The story begins with Haymitch waking up at sunrise on Reaping Day. It also happens to be his 16th birthday. The Reaping takes place on July 4th and has for the last 49 years. During the Reaping, one boy and one girl are selected as tributes for the Hunger Games. They must then fight to the death (each other and 22 other children from 11 other districts) in an arena until one victor remains. 

It’s a bleak day to say the least but Haymitch has learned to live every minute in the moment and focus on only the things he can control. He spends the day with his girlfriend, Lenore Dove, and he dreams of a future with her beyond the Hunger Games. [Sound familiar? Books are magical windows into our souls.] Unfortunately, the odds are not in his favor, and he ends up in the 50th Annual Hunger Games, which takes twice as many tributes into the arena that year. 

Again, we know that he survives because he assists Katniss 24 years later, but outside of the games themselves the emotional destruction he endures is beyond the pale. I cannot and will not spoil it for you (or for anyone else who reads this open letter to you), but his guilt over that which he could not control eats him alive during those 24 years. 

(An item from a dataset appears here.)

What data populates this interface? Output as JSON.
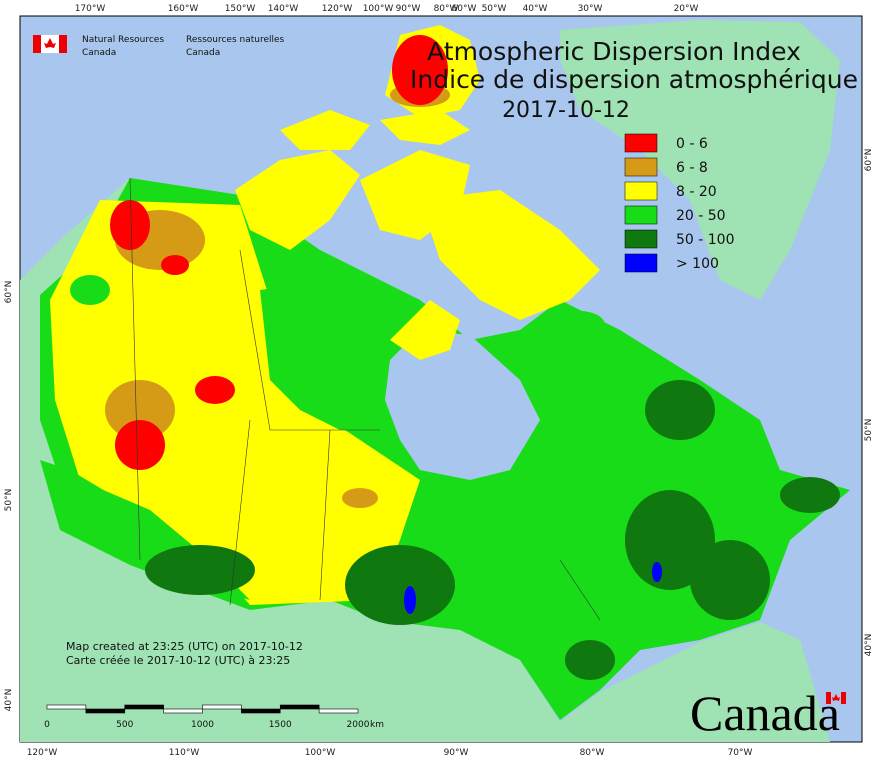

I’ve said before that stories have a way of narrating our lives. Depending on where you are in life (or perhaps when is a more accurate descriptor) they can resonate differently. I collect and re-read books over and over again because of how they make me feel in the moment and how they make me feel after. There’s no telling what I’ll learn from the characters who have set up a permanent residence in my mind and my heart over the years. 

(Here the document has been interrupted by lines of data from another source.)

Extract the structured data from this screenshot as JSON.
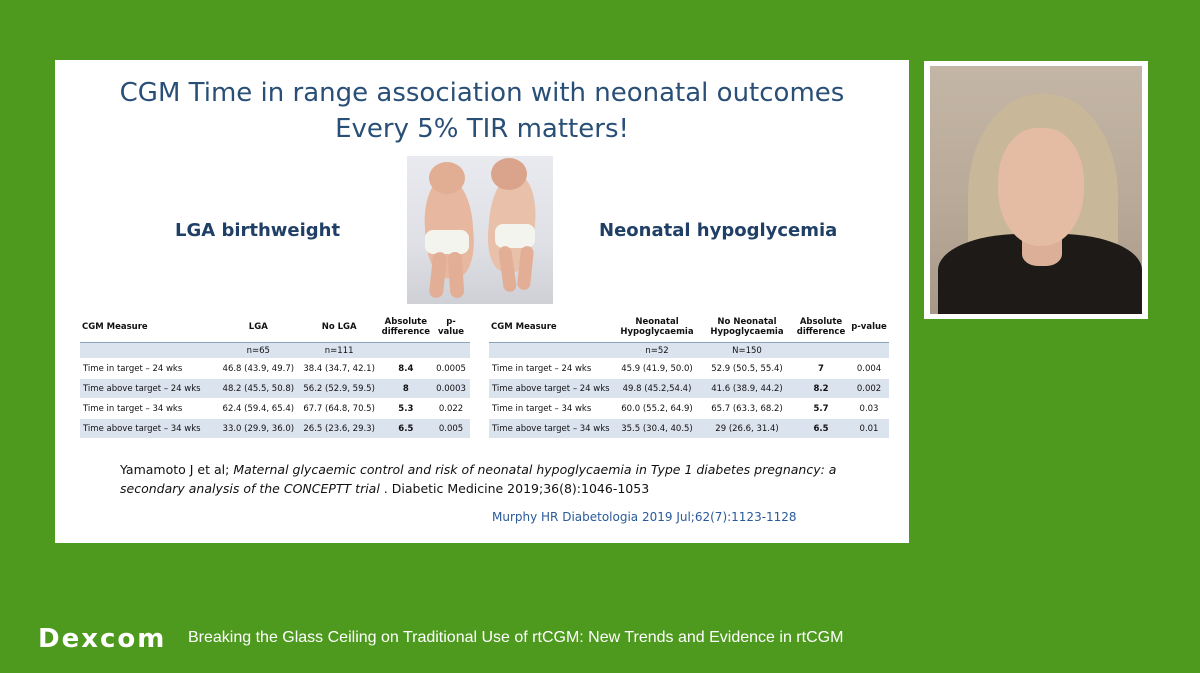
{
  "slide": {
    "title_line1": "CGM Time in range association with neonatal outcomes",
    "title_line2": "Every 5% TIR matters!",
    "left_heading": "LGA birthweight",
    "right_heading": "Neonatal hypoglycemia",
    "left_table": {
      "headers": [
        "CGM Measure",
        "LGA",
        "No LGA",
        "Absolute difference",
        "p-value"
      ],
      "n_row": [
        "",
        "n=65",
        "n=111",
        "",
        ""
      ],
      "rows": [
        [
          "Time in target – 24 wks",
          "46.8 (43.9, 49.7)",
          "38.4 (34.7, 42.1)",
          "8.4",
          "0.0005"
        ],
        [
          "Time above target – 24 wks",
          "48.2 (45.5, 50.8)",
          "56.2 (52.9, 59.5)",
          "8",
          "0.0003"
        ],
        [
          "Time in target – 34 wks",
          "62.4 (59.4, 65.4)",
          "67.7 (64.8, 70.5)",
          "5.3",
          "0.022"
        ],
        [
          "Time above target – 34 wks",
          "33.0 (29.9, 36.0)",
          "26.5 (23.6, 29.3)",
          "6.5",
          "0.005"
        ]
      ]
    },
    "right_table": {
      "headers": [
        "CGM Measure",
        "Neonatal Hypoglycaemia",
        "No Neonatal Hypoglycaemia",
        "Absolute difference",
        "p-value"
      ],
      "n_row": [
        "",
        "n=52",
        "N=150",
        "",
        ""
      ],
      "rows": [
        [
          "Time in target – 24 wks",
          "45.9 (41.9, 50.0)",
          "52.9 (50.5, 55.4)",
          "7",
          "0.004"
        ],
        [
          "Time above target – 24 wks",
          "49.8 (45.2,54.4)",
          "41.6 (38.9, 44.2)",
          "8.2",
          "0.002"
        ],
        [
          "Time in target – 34 wks",
          "60.0 (55.2, 64.9)",
          "65.7 (63.3, 68.2)",
          "5.7",
          "0.03"
        ],
        [
          "Time above target – 34 wks",
          "35.5 (30.4, 40.5)",
          "29 (26.6, 31.4)",
          "6.5",
          "0.01"
        ]
      ]
    },
    "reference1_plain": "Yamamoto J et al; ",
    "reference1_italic": "Maternal glycaemic control and risk of neonatal hypoglycaemia in Type 1 diabetes pregnancy: a secondary analysis of the CONCEPTT trial",
    "reference1_tail": " . Diabetic Medicine 2019;36(8):1046-1053",
    "reference2": "Murphy HR Diabetologia 2019 Jul;62(7):1123-1128"
  },
  "footer": {
    "brand": "Dexcom",
    "tagline": "Breaking the Glass Ceiling on Traditional Use of rtCGM: New Trends and Evidence in rtCGM"
  },
  "colors": {
    "background": "#4e9a1f",
    "title": "#2a4f77",
    "table_band": "#dbe3ef"
  }
}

Reading Haymitch’s prequel story was emotional and enlightening, but when I closed the book I wasn’t thinking about the Haymitch I met in Sunrise on the Reaping. I was thinking about the Haymitch I first met 16 years ago in The Hunger Games, when I was 18 years old, engrossed in Katniss Everdeen’s plotline and hungry for my own life to begin. Despite everything he experienced, I now know how pivotal his endurance and survival was to Katniss’s story and isn’t that the beauty of prequel after all? 

I wonder what impact my lived experience from infertility will have on the characters in my life story… or in my novels. Perhaps these letters are my prequel.